Metformin, as an oral hypoglycemic agent of the biguanide class, still maintains its position as the first-line treatment for Type 2 diabetes, despite 60 years of clinical use. Although the drug’s glucose-lowering effect is primarily attributed to reducing glucose production in the liver, its precise mechanisms of action are not fully understood.
In addition to glycemic control, metformin is associated with extra benefits, such as anti-inflammatory, anti-cancer, anti-atherosclerosis, and anti-obesity effects.
According to one hypothesis, the additional beneficial effects of metformin may be explained by its ability to bind (chelate) metal ions in the body. This means that the drug can form chemical bonds with metals, thereby altering their biological activity and level.
Studies conducted under laboratory conditions have confirmed that metformin can form complex compounds (chelates) with metals, especially copper. According to a theoretical assumption, this binding may affect the cell’s energy-generating system (mitochondrial function) and intracellular communication processes (cellular signaling). Nevertheless, until now, it was unknown whether this chemical interaction actually occurs in the bodies of people with diabetes.
It is a known fact that changes in the levels of copper, iron, and zinc in the body are linked to diabetes and its complications. Specifically, an excess of copper and iron in the blood often indicates impaired glucose control and a high risk of cardiovascular diseases. In contrast, zinc is considered beneficial because it helps with glucose metabolism and reduces the likelihood of complications.

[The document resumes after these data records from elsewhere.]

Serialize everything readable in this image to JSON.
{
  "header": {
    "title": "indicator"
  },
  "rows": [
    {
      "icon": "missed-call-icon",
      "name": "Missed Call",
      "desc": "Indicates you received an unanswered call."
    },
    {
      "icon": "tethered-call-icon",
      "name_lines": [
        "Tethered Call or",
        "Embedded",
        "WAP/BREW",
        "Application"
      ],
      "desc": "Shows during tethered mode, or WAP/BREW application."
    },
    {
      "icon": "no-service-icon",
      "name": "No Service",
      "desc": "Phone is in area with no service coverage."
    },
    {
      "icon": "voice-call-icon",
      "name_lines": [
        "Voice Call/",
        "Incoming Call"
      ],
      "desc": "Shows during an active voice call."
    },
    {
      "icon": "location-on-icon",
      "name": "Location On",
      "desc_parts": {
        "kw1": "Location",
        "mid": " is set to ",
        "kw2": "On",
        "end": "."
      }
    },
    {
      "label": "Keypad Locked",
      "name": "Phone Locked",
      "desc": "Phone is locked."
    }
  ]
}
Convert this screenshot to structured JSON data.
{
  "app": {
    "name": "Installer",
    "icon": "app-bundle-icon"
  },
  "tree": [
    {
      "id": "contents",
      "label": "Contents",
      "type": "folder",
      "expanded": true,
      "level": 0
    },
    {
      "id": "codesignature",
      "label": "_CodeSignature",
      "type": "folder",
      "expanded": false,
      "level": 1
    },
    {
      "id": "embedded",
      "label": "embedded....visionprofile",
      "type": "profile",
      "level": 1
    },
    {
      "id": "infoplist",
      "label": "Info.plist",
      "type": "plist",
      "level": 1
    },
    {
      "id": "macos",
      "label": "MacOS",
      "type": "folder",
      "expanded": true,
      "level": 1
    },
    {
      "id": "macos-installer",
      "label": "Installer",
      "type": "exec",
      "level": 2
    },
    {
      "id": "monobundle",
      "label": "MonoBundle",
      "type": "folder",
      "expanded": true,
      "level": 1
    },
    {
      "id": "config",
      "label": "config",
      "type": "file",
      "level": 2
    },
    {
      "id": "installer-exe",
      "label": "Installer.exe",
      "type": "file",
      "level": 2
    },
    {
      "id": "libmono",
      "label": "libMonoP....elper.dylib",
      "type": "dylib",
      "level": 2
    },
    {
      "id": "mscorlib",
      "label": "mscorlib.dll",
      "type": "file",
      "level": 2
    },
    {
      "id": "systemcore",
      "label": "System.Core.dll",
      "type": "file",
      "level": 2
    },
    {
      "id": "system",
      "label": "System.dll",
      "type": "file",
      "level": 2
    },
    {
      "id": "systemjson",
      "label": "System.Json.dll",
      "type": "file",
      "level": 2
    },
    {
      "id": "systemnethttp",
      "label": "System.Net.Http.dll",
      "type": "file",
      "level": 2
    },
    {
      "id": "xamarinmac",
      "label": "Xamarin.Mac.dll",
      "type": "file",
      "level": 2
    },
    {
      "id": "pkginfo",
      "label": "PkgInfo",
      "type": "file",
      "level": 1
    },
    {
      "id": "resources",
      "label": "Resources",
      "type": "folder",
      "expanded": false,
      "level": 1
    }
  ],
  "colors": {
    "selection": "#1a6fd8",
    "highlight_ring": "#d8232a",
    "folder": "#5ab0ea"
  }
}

A new study, published in the journal BMJ Open Diabetes Research & Care, aimed to determine whether metformin affects blood metal levels. The study was conducted on 189 adults with Type 2 diabetes. Of these, 93 participants had been taking metformin for at least 6 months, while the remaining 96 were not.
According to the study results, the following correlations were found:
Patients taking metformin had significantly lower copper concentrations compared to non-users, and a decrease in iron concentration was also noted in this group, which was confirmed by the analysis of ferritin and other relevant markers. Furthermore, zinc levels were higher in metformin users.
According to the study results, the reduction of copper and iron in the blood, along with the increase in zinc, may be the mechanism that underlies the drug’s glucose-lowering and protective effects against diabetic complications. This finding is consistent with earlier studies in which a reduction in copper improved cell function (mitochondria), reduced inflammation, and slowed tumor growth.
The scientists believe that further clinical and animal studies are necessary to establish the exact cause-and-effect relationship between metformin’s action and its benefits.